Please do, but I'm pretty much certain it's correct; it's handled by the ICU
library, which is a battle-tested and mature piece of software.

  • will it be possible to create custom groups? (e.g. someone suggested

using a "Numbers" group, having separate groups for all digits looks a
bit silly)

This isn't supported right now, but at a first glance possible; it would
likely depend on whether creating the group would require different sorting
order. However, IMO this particular change should be done for all projects
at once, if desired, and should wait for the natural number sorting to be
implemented first (bug 6948) and for multiple collation support (bug 44667;
the chinese-collation branch includes this).

  • what is the logic for non-Hungarian characters? Accented latin

characters seem to be ordered as if the accents were stripped, which is
good, but it would be nice to see the rules spelled out somewhere.

Yes, that's exactly what happens, and similarly for accented variants of
letters in other alphabets; I though I mentioned that somewhere, apologies.
The default sorting rules are the ones [[Unicode Collation Algorithm]] uses;
they are appropriately tailored for each language-specific collation.

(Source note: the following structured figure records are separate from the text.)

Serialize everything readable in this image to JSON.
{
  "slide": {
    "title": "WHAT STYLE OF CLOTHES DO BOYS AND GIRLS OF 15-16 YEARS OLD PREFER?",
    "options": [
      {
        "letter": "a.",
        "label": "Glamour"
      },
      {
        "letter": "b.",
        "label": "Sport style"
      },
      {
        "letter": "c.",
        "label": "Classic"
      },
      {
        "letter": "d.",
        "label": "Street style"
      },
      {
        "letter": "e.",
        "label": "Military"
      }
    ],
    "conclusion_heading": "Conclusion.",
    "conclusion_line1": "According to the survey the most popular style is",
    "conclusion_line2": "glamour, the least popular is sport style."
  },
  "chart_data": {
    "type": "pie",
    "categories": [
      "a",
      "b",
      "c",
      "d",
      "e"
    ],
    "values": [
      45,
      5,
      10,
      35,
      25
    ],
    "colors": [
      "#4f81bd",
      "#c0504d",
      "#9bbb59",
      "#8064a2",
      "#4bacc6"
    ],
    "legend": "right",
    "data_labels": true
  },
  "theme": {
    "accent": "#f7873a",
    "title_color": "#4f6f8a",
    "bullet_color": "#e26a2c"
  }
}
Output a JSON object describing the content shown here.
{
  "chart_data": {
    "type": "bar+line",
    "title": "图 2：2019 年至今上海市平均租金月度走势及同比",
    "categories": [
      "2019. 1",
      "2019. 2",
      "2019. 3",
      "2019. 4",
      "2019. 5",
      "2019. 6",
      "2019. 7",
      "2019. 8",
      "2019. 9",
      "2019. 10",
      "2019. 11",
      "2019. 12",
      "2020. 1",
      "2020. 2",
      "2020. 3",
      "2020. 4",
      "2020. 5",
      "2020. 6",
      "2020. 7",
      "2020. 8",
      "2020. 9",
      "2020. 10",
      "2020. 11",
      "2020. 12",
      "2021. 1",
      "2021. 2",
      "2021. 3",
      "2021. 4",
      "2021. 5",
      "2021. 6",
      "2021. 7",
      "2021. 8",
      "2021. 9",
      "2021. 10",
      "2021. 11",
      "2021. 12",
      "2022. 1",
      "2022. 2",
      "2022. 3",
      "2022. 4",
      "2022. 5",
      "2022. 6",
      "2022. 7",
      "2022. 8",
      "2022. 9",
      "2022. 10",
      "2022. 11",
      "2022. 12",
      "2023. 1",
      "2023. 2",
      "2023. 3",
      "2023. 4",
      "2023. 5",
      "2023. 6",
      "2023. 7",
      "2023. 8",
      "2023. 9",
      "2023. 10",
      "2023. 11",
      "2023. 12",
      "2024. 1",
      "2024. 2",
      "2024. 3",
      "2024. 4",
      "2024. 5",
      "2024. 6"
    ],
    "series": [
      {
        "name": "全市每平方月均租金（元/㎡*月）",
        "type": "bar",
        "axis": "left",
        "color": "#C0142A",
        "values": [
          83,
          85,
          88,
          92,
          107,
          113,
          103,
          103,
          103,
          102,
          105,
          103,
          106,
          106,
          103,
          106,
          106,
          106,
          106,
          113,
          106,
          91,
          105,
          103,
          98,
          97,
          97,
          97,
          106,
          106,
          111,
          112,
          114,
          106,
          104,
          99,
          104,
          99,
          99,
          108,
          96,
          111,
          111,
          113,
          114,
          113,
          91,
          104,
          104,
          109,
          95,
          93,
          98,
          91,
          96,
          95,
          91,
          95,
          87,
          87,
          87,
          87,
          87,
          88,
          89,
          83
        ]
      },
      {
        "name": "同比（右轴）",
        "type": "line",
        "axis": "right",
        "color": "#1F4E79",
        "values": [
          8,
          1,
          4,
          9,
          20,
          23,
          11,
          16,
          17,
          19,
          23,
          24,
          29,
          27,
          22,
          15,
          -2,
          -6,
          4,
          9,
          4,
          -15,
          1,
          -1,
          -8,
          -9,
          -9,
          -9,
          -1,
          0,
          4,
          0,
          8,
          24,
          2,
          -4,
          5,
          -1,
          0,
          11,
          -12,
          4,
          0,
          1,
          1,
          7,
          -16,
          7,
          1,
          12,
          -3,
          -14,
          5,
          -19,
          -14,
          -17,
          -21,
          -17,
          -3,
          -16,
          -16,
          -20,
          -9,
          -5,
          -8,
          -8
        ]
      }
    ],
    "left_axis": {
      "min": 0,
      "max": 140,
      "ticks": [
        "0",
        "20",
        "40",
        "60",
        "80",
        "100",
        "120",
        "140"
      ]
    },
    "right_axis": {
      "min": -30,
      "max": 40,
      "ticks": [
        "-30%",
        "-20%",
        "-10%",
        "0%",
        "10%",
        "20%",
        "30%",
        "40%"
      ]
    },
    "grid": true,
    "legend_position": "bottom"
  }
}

The default "first-letters" list includes full basic latin, greek and
cyrillic alphabets and I think all printable ASCII characters, as well as a
lot of letters from other alphabets and a whole lot of Unicode symbols. It
is generated by MediaWiki based on the data about which letters have
primary-level weight in UCA, but I'm not sure what is the exact behavior;
you can see the generation script at
/maintenance/language/generateCollationData.php in mediawiki/core
repository, and the pregenerated list at /serialized/first-letters-root.ser.
I doubt that's relevant, though. :)

The upgrade to ICU 4.8 should be done before any more wikis start using uca-* collations.

The upgrade is done now. Submitted config change proposal as I0cfa3859.